When compared with Old Faithful, or most geysers in Yellowstone, the geyser in Te Aroha seems amusingly small. Some noisy spurts. But its chemical uniqueness make it fun to see.
Everyone we talked to here asked what we're doing, are we going all the way to the summit? And wanted to tell us it would take 2 hours or less if we're used to hiking. Nate & I would like to know when the last time was any of those folks actually went all the way to the summit. I thought I had read the hike was around 6 hours, but everyone was saying around 3.5 round trip, so I thought I must be confused. I'd read a lot of NZ stuff before arriving after all.
The first part of the trail starts off going to the lookout area, which looks down over the town of Te Aroha. It was steep going. Several people seemed to take it in as their work out or some such, heading up to the look out and back. The ascent was steep and relentless for probably 1- 1.5 hrs. The mountain is steep, and so is the track up it. To the right was a huge drop off. It wasn't too scary though, as all the trees and brush were there to break your fall. This was still somewhat of a semi-tropical forest. There's no tree line, just lush greenery all the way to the top.
While the greenery was fascinating and different, I ended up getting a bit tired of it. Since I couldn't see out, I could never tell how far up we had come in relation to the other peaks, or the town below. Just ferns and vines, and vines on trees, and ferns on trees, and ferns going on vines.
After reaching the look out we sat a spell and chatted with a local, who told us not to be too pround not to go to the top. So we set out for the next 2/3 of our journey, and that's when it really got tough.
If this was Colorado or Utah, I know there would have been signage, and warnings, and ratings of this being a primitive trail, and very difficult. Here there was an arrow. I don't actually even know how many kilometers we climbed, because any signs that had additional information, just gave us their time estimate! 2-3 hours up, 1.5 hours back.
Primitive would probably even be an understatement. It was like doing huge lunges for 6 hours. I've never been on such a continuously steep trail in my life. We agreed it was like the Hanging Lake trail times 15. Most of the time I was surprised it was even a trail. It looked more like a rock fall, or roots clinging to an eroded hillside we were climbing, or just a washed out rivulet. When there were no tree roots or rock slides, logs were strapped into the mud as a staircase.
The top was gorgeous and magnificent. We were above the clouds and every surrounding green peak. We stopped a moment for our snack, and finished just in time before it started raining. Luckily the rain stayed light, as I began to be concerned about sliding all the way down the mountain.
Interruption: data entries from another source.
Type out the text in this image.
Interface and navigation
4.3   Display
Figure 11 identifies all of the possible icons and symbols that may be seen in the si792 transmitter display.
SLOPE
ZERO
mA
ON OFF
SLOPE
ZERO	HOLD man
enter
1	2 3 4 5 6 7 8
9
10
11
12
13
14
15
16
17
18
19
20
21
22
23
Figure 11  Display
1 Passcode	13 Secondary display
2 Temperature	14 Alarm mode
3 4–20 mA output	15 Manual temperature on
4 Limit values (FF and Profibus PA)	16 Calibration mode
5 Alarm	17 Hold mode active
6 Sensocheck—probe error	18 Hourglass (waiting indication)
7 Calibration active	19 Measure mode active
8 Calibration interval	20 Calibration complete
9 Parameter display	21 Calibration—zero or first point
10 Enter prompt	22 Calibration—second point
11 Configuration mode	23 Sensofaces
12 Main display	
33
The fear of rain was soon succeeded by the fear of dark. It was taking us much too long, dusk was falling, and under the tree canopy, even less light was able to penetrate. I could feel my legs shaking, but tried to go even faster to get out of the most treacherous parts before night. We succeeded in getting back down to the first part of the trail before it got really dark.
It was funny to review the trail in reverse. I had thouht that first part so hard, until I saw the second half! Now I was happy to be back on the "easy" part. We could see lights in the town turning on below, but there were no lights in the forest, it only got darker.
I had had one bad fall up on the treacherous part, I slipped on a root, and both of my shins slammed into respective roots on my way down. Nate slide down a set of steps that had gotten damp. We had a huge number of near misses. Finally, down in the final stretch, it was so dark I misplaced my foot in a rooty rocky area, and fell all the way down. It was a fall in stages, I coudln't seem to stop, finally nearly landing on my face.
At that point, I turned on my cellphone flashlight. I had avoided it for as long as possible, fearful that it might drain my battery too early and leave us in the dark. But we were very close by then, and made it out happy and whole.
Dinner at the Taj was huge. We were exhausted and got their banquet special, taking about half of it back to the camper van as well.